Looking at the confusion matrices, the values started to shift from the first three columns to the right. The number of samples from the last two classes that were incorrectly labeled by FixMatch as belonging to the first three classes (the first three columns under the main diagonal) has decreased. Meanwhile, the number of samples from the first three classes incorrectly labeled as the last two classes (the last two columns above the main diagonal) has increased. This shows the bias that FlexMatch introduces when making predictions, which affects the overall performance of the algorithm. Since the first three classes have a cumulative weight of 90 % of the entire labeled dataset, the performance drop for them will quickly affect the overall accuracy and weighted F1 score of the model. The same is also true for FreeMatch since both methods rely on adaptive thresholding techniques based on the current confidence of the model, which allow for the use of low-precision pseudo-labels. Multihead APM addresses this by incorporating APM-based thresholding combined with a voting mechanism, which increases the quality of the pseudo-labels.
In Table 6, we can see the average APM scores of MarginMatch for all the samples belonging to a certain pseudo-label at the end of the training process. The important values are located on the main diagonal, representing the average APM thresholds used for each class during the filtering process.

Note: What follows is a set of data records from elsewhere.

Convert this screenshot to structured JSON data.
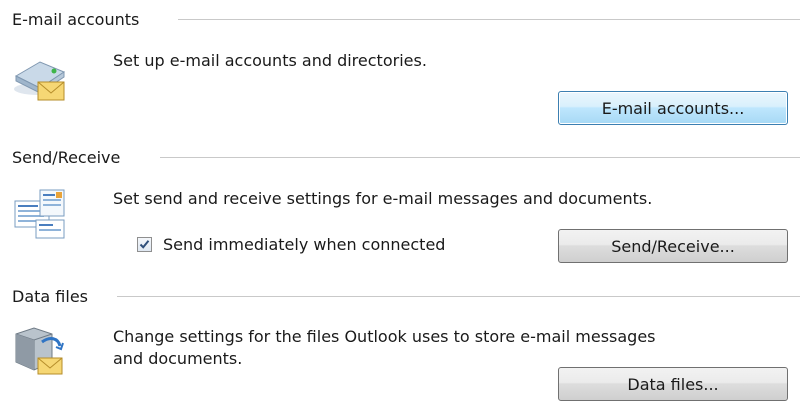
{
  "sections": {
    "email": {
      "title": "E-mail accounts",
      "icon": "email-accounts-icon",
      "description": "Set up e-mail accounts and directories.",
      "button_label": "E-mail accounts..."
    },
    "sendreceive": {
      "title": "Send/Receive",
      "icon": "send-receive-icon",
      "description": "Set send and receive settings for e-mail messages and documents.",
      "checkbox_label": "Send immediately when connected",
      "checkbox_checked": true,
      "button_label": "Send/Receive..."
    },
    "datafiles": {
      "title": "Data files",
      "icon": "data-files-icon",
      "description_line1": "Change settings for the files Outlook uses to store e-mail messages",
      "description_line2": "and documents.",
      "button_label": "Data files..."
    }
  },
  "colors": {
    "focused_button_border": "#3c7fb1",
    "separator": "#c9c9c9"
  }
}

It is easy to observe that all these values are quite different; hence, the use of a common threshold for all the classes, as proposed by MarginMatch, would not be suitable. However, the introduction of class-wise APM-based thresholds proposed by Multihead APM addresses this drawback by allowing a proportional number of pseudo-labels to be selected for each class. Furthermore, we can see that the Affected Individuals class has a negative average APM score. Since all our experiments used 0 as a fixed APM cutoff, we expect that our model will have difficulties predicting this class. The above fact is supported by Figure 3 in which we see the confusion matrix from MarginMatch. The last column is almost completely filled with zeros, and the accuracy of the Affected Individuals class is just 33 % .
Additionally, in Table 6, we can see that the average APM score for the Affected Individuals class was negative. This is the main reason why Multihead APM Agree No Low performs better than Multihead APM Agree since the latter uses 0 as a lower bound for the APM threshold. Hence, it struggles to predict this class. This fact can be observed in Figure 4, where the last column of Multihead APM Agree is almost completely filled with zeros. In contrast, the confusion matrix for Multihead APM Agree No Low has a better accuracy for the Affected Individuals class and multiple non-zero values on the last column.

7. Conclusions

As part of our research, we analyzed several state-of-the-art semi-supervised algorithms and adapted them to a multimodal setting. We created a centralized benchmark for the Humanitarian and Informative classification tasks from the CrisisMMD dataset [2] and performed a detailed analysis of the key factors that influenced the performance of each solution. Furthermore, we introduced a new semi-supervised learning method called Multihead APM by integrating the APM scores [19] proposed by MarginMatch [10] into our custom Multihead Co-Training [11] approach. We then demonstrated that it outperforms all the other analyzed algorithms and achieves state-of-the-art results on the CrisisMMD dataset with additional unlabeled data. As a final step in our research, we investigated the performance boost that semi-supervised methods can achieve compared to fully supervised ones by running our models in low-data regimes.
Our work has demonstrated that semi-supervised algorithms significantly improve the accuracy for both the Humanitarian and Informative classification tasks. Notably, our proposed Multihead APM method sets a new state of the art over strong SSL baselines, achieving substantial improvements for both tasks and showcasing its effectiveness in leveraging the extensive user-generated messages posted on X (Twitter) and other social media platforms. This progress directly supports our primary goal of enhancing the intervention process of local authorities during natural disasters.
For future work, we aim to evaluate the robustness and generalizability of Multihead APM on a broader range of datasets and modalities to explore its potential applications in other disaster-related contexts and beyond this domain. Experimenting with Multihead APM on other disaster-related datasets involves collecting relevant unlabeled data or researching domain-adaptation techniques that would allow for the use of an unlabeled corpus from a different domain. For example, the DisasterMM [57] dataset would require relevant tweets in the Italian language, which need to be collected or translated from an existing English corpus. This is beyond the scope of this work, but it is definitely a promising direction to further assess the generalizability of our approach. Additionally, we plan to integrate Multihead APM as part of the USB benchmark [56], making it easily accessible for comparison with more SSL approaches and diverse datasets.

Author Contributions

Conceptualization, I.S., R.-A.P., T.R. and Ș.T.-M.; methodology, I.S., R.-A.P. and T.R.; software, I.S. and R.-A.P.; validation, R.-A.P.; formal analysis, I.S. and R.-A.P.; investigation, I.S. and R.-A.P.; writing—original draft, I.S. and R.-A.P.; writing—review and editing, I.S., T.R. and Ș.T.-M.; visualization, I.S. and R.-A.P.; supervision, T.R. and Ș.T.-M. All authors have read and agreed to the published version of the manuscript.

Funding

This research received no external funding.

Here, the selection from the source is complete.